A blanket was wrapped around him and he was led to the lake where Gerald told him, “Five minutes in the lake Ralph. OK? No more.” And Ralph strode into the freezing waters of Buntzen Lake, swimming back and forth with furious abandon; as though he had gotten his way and was determined to pack half a day’s swimming into five minutes. We towelled him down and re-wrapped him.
Ralph was ensconced in the back seat next to the unfortunate Billy, primarily because he was least likely to hurt him for smelling so bad. And he did smell bad; as if someone had stuffed a couple of urinal deodorant blocks up your nose. We opened all the windows but it did little good. Ralph just smelled awful! He sat like a caterpillar in a cocoon, shivering still. The other boys were in good spirits, despite occasionally looking over at him in what must have been disgust. They knew someone was going to catch crap and it wasn’t them. If misery loved company, it was a company in which none of them wanted to purchase shares.

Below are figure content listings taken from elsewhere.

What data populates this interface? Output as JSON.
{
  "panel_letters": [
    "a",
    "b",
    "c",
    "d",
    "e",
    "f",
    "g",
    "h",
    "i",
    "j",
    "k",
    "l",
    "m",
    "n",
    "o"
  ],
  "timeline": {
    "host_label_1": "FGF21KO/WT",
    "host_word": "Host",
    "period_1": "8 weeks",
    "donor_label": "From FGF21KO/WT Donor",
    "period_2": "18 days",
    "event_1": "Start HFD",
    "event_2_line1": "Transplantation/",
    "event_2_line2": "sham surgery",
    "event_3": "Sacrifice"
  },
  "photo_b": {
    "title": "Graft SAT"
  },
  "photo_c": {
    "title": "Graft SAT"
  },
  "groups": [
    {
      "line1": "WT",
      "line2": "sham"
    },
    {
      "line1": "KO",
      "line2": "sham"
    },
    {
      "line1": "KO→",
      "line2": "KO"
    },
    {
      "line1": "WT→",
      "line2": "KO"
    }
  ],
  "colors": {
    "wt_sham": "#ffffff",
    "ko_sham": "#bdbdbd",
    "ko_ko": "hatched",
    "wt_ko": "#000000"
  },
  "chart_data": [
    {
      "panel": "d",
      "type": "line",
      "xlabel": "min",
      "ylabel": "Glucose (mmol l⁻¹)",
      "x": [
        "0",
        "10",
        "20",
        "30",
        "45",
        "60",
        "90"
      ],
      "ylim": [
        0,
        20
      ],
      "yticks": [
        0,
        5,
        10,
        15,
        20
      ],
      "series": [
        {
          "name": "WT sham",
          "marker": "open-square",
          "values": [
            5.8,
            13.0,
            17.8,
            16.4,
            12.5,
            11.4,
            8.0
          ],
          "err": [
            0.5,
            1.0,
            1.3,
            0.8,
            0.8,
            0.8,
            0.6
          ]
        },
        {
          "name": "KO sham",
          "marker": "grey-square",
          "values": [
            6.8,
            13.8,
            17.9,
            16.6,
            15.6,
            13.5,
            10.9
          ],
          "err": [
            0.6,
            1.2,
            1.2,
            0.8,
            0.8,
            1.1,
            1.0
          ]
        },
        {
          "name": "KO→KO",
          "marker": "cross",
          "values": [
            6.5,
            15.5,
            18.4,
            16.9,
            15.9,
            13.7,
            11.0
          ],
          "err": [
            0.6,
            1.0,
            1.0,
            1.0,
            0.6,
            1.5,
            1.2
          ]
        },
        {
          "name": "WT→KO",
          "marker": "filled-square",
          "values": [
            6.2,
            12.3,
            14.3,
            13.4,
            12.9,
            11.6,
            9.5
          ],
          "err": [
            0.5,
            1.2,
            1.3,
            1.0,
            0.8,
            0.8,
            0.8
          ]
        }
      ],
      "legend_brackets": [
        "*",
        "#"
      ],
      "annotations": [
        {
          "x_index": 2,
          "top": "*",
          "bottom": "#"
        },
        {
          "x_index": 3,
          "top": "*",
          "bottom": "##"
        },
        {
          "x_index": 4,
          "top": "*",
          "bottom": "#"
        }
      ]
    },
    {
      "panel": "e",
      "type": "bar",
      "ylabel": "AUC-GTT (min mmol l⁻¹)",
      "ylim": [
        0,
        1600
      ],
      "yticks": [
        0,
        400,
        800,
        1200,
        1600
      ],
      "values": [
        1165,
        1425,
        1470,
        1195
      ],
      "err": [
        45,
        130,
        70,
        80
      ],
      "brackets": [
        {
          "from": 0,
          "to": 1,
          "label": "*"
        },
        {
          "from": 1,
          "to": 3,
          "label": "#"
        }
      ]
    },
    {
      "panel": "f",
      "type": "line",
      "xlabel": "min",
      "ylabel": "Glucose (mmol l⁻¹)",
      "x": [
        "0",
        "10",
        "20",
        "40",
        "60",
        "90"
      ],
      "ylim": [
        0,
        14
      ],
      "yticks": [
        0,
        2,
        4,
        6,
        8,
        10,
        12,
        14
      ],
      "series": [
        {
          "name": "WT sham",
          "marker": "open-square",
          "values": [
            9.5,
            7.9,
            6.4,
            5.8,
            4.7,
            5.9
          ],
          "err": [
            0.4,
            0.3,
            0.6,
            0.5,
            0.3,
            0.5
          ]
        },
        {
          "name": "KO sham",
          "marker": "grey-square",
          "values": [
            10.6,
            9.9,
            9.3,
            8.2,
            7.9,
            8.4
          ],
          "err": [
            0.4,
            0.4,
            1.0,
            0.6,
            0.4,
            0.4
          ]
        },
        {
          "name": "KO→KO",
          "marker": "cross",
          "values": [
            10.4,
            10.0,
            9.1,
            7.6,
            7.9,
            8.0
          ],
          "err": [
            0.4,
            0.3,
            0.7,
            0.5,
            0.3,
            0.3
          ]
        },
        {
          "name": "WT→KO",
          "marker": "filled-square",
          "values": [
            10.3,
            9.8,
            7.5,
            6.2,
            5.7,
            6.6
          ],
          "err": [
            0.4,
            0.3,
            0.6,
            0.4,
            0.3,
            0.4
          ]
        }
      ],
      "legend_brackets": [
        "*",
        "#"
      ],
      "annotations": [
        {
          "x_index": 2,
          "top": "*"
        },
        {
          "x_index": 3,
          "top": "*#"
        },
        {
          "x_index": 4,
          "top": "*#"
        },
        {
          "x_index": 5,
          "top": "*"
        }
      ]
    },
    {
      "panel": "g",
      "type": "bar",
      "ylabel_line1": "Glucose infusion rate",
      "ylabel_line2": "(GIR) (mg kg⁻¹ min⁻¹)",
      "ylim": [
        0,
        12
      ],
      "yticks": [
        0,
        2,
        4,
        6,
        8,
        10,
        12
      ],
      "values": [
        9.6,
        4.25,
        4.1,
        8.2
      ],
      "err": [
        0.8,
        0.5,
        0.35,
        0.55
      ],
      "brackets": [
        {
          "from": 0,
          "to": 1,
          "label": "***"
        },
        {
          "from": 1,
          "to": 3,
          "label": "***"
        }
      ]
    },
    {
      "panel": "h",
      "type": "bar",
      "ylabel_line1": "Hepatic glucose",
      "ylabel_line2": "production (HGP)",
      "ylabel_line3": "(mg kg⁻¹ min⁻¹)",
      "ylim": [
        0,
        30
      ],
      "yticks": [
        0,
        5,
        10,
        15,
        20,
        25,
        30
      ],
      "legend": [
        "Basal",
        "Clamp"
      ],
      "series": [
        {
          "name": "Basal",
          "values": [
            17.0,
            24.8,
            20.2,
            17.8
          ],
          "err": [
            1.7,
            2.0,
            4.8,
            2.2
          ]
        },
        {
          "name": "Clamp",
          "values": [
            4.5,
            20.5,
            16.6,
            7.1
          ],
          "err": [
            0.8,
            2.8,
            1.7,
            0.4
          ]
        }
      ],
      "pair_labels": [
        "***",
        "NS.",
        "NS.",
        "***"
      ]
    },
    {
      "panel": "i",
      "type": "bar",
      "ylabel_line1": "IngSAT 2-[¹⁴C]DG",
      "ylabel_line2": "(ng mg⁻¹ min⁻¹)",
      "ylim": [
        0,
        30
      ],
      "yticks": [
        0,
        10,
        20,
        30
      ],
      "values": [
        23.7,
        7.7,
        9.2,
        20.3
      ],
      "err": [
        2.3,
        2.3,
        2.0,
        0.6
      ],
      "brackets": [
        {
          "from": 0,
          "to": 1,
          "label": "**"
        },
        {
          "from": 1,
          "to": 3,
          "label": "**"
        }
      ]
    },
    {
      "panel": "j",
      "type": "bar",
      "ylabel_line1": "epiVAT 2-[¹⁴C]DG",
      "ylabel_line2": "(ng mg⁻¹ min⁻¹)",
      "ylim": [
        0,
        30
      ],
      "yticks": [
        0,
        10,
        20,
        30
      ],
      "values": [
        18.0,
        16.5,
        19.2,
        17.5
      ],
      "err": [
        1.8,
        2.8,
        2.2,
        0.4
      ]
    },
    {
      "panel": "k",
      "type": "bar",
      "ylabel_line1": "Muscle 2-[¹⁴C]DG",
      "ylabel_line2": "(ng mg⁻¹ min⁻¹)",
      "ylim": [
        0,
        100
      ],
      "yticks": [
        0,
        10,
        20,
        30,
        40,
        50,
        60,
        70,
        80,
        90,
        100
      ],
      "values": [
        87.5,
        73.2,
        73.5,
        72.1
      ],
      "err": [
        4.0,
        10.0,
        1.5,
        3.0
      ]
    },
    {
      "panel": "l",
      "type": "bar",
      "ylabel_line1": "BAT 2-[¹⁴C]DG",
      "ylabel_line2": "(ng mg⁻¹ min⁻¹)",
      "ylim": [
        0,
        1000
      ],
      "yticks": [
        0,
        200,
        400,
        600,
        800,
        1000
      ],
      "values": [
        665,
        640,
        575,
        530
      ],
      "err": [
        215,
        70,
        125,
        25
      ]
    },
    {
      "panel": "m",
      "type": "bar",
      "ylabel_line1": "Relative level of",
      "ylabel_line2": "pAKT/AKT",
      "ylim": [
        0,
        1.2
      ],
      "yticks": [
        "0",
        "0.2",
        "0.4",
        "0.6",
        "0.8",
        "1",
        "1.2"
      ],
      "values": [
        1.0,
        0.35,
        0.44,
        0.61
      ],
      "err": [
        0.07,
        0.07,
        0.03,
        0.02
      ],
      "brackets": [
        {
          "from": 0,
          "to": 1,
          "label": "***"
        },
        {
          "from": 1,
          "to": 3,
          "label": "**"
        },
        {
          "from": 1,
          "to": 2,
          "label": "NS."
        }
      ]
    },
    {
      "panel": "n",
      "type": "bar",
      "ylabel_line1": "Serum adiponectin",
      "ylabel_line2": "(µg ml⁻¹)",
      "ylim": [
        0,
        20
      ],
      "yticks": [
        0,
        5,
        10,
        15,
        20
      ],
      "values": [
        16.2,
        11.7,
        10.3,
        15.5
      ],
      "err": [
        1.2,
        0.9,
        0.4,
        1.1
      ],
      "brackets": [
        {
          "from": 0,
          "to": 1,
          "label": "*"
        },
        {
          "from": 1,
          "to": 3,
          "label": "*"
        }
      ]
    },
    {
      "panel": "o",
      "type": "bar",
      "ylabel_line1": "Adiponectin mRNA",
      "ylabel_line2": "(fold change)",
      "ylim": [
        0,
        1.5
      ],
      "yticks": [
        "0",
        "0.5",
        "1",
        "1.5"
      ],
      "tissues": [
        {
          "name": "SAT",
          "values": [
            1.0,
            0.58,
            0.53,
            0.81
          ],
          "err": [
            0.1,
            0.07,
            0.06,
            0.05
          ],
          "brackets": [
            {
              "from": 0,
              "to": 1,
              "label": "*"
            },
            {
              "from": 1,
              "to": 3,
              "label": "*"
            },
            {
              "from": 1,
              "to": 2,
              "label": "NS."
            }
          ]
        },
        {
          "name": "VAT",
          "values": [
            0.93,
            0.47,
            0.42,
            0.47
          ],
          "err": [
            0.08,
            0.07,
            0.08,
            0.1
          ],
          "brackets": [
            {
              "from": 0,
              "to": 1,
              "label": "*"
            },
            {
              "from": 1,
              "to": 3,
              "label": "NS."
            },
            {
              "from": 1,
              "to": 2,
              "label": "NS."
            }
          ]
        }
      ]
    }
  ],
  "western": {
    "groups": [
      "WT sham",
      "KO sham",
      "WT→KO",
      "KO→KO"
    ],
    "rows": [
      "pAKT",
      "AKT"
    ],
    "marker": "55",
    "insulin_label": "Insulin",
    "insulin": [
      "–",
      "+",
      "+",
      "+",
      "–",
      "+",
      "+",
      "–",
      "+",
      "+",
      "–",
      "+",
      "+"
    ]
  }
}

At the other end of the van sat Gerald, equally despondent. Ralph was his responsibility and it wasn’t the first time he had slipped up with him. Now he would have to explain what had happened. He would have to face the wrath of the charge nurse and his supervisor. It would have to be explained to his aged mother who lived just across the river. We all sat silently on the trip back. We too, knew someone was going to catch crap, and it wasn’t us.
As Ralph was bundled out of the van by the back door of the ward and led off by Gerald, we could hear his plaintive plea:
“Please don’t tell mummy, Please don’t tell mummy, Please don’t tell mummy.”